Their intergalactic vessel of choice is all junkyard chic and bachelor pad bohemia, defined by some serious jazz vinyl and a thin thread vibe. These erstwhile optimists are always trading on pocket change and hustling for their next meal, whilst being outwitted by endless groups of disorganised oddballs. Gun totting environmental activists, pooch pumping high value targets and teenage daughters on the lamb are amongst those handing out a hard time.
Elsewhere, allies are in short supply often masquerading as fork tongued femme fatales, offering solace in the form of backhanded pleasantries. Chief amongst these is Faye Valentine, played with a relish which is almost unquenchable by Daniella Pineda. She comes in like a tornado, all frenetic energy and pitch black put downs, scorching the screen and leaving a big impression amongst this visual chaos.
With the coquettish chemistry she launches relentlessly at John Cho there is no grey area. Verbal tongue lashings and physical beatings are on the cards and this lady is not fussy about dishing out both. Ironically, amongst the gun fire, kidnappings, and double dealings which make up much of this narrative, she remains their strongest supporter.
Beyond that, Cowboy Bebop is more about the sensory experience rather than anything of depth. It plays like a space based film noir laced with adult undertones, that defies structure and laughs in the face of common sense. It screams cool and pays homage to more influences than there are hours in a day, yet somehow feels restricted. Coming at this blind, the show feels like it’s trying to get by on visuals alone.
Performances across the board are exaggerated as you would expect from such a highly stylised source, yet the actors never look entirely comfortable amongst the VFX and expansive soundstages. Alec Hassell is hamming it up in full force as big bad Vicious, while Jet Black and Spike saunter between encounters narrowly avoiding obliteration. Stone cold quips, dynamite art direction, and retro threads clash with a story that in the beginning at least, feels thin.
Much of the problem with Cowboy Bebop is lack of context. Audiences are dropped into this world with no point of reference, meaning that viewers are literally lost.
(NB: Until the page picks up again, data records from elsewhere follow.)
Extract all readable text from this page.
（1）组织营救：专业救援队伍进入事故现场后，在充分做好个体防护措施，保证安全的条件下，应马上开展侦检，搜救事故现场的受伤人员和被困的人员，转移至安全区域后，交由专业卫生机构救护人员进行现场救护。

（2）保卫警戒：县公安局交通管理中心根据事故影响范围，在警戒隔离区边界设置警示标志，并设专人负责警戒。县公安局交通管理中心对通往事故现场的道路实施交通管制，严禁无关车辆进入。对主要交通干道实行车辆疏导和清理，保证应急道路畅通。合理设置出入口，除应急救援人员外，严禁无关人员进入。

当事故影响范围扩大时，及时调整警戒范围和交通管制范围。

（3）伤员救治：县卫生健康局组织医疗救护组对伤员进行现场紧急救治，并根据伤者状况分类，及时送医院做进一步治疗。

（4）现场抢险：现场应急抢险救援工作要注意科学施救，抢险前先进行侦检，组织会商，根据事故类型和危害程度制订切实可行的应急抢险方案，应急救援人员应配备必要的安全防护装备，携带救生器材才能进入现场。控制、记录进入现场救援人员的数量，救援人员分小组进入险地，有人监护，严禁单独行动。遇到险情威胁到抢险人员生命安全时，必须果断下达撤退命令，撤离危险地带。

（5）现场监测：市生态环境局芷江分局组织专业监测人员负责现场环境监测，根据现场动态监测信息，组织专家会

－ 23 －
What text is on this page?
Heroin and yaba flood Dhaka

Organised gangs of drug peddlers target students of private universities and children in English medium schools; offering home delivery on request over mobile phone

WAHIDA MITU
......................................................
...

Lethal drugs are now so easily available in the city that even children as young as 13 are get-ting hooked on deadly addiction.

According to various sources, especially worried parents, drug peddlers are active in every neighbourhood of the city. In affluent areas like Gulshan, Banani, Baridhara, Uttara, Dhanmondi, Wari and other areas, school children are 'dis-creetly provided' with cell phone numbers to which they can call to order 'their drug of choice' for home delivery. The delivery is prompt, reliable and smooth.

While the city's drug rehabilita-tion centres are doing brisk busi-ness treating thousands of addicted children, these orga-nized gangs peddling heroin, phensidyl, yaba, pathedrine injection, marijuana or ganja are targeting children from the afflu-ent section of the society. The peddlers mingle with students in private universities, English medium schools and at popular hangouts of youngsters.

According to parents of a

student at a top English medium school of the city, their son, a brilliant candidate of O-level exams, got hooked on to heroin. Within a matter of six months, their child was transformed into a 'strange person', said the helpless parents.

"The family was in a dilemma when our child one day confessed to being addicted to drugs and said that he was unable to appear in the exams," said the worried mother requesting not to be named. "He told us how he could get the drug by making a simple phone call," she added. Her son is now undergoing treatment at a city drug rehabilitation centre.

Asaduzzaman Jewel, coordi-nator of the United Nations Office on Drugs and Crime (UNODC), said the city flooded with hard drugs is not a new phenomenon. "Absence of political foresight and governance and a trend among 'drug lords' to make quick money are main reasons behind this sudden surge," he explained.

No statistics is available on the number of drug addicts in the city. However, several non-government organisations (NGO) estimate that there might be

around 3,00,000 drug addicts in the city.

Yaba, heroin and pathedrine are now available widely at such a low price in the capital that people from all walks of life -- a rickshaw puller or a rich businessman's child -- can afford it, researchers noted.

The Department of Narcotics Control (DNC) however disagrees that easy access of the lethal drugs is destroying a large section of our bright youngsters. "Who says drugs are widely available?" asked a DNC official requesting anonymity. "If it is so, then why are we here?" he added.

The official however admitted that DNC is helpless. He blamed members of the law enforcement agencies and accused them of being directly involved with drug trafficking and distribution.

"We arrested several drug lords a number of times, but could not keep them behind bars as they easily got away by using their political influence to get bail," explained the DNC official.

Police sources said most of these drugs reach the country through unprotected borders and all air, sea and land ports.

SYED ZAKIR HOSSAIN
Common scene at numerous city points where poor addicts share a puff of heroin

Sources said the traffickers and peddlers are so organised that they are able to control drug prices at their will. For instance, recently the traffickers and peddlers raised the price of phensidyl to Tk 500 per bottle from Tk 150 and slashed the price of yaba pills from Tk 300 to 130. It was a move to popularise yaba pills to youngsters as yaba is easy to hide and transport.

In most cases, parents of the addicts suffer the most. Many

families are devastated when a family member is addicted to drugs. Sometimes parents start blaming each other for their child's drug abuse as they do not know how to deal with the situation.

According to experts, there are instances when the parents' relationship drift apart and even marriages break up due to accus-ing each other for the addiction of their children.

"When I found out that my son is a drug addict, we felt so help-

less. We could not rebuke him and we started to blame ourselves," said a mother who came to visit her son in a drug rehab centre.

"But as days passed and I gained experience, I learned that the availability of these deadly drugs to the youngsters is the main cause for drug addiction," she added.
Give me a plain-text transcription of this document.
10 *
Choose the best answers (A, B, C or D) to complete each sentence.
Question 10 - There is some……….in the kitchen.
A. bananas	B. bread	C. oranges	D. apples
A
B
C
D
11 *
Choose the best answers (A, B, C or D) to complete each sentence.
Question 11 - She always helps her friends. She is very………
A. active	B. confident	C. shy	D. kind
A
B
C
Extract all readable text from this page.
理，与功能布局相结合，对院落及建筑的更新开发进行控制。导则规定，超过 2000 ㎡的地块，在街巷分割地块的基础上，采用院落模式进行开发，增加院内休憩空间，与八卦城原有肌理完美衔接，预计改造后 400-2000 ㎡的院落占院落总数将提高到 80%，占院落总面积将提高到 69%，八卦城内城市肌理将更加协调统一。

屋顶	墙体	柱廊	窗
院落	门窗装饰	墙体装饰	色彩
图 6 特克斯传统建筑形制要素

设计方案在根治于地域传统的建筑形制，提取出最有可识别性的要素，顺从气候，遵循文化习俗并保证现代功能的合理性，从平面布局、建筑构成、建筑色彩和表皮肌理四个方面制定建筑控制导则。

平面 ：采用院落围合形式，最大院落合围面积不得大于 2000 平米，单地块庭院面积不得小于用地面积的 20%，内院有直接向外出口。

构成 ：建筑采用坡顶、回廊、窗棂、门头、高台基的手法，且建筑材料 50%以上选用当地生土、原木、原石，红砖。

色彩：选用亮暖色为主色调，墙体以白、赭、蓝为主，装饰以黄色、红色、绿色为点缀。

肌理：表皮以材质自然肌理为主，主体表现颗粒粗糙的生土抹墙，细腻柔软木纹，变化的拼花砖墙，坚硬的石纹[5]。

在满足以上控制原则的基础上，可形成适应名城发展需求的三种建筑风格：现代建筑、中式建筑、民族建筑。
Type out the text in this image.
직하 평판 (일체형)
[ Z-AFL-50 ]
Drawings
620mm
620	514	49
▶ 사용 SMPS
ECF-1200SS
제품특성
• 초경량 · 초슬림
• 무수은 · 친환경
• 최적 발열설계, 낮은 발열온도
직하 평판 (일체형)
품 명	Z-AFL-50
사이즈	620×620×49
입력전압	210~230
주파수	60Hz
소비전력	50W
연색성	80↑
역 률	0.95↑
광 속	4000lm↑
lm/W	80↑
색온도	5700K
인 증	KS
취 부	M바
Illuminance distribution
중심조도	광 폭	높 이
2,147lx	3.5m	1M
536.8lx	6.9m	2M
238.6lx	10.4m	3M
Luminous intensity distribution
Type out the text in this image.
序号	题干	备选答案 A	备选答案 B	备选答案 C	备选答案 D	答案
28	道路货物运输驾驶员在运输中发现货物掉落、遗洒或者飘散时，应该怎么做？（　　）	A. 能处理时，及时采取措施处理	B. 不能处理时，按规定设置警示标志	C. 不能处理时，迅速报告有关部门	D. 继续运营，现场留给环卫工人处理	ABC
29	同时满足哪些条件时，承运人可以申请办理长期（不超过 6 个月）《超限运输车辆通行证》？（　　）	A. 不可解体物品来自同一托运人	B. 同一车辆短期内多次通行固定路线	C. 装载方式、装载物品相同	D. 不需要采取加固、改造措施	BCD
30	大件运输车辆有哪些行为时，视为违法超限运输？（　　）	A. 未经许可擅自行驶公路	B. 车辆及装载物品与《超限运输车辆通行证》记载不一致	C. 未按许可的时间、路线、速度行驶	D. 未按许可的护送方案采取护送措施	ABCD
Although the introductions are audacious, this method of blindsiding whilst simultaneously world building offers little room for error. Giving the impression in retrospect, that a working knowledge of this universe is essential if only in its creative assumptions.
Alex Garcia Lopex, who directs five of the ten episodes, comes equipped to tackle this however having worked on Daredevil, The Witcher, and The Punisher. That knowledge at least means that things feel slick if not entirely coherent. Scenes are stitched together with panache and the visual aesthetic of consummate cool is maintained throughout. Coupled with the production design of Grant Major and Gary MacKay, there is no faulting the visual flourishes or sense of breadth being achieved through set design.
Where things continue to fall short is in the story department, where formulaic structure and two-dimensional characterisation leaves a solid cast floundering. John Cho and company are left posturing without any apparent substance to back up their performances. That is not to say that Cowboy Bebop is particularly bad, but rather just routine after a couple of episodes. Visually it remains bold and brazen which might keep people watching, but then again anyone who wants more may end up looking elsewhere.
This adaptation of the anime classic is a sensory assault which trades on visual flair rather than dealing in character development.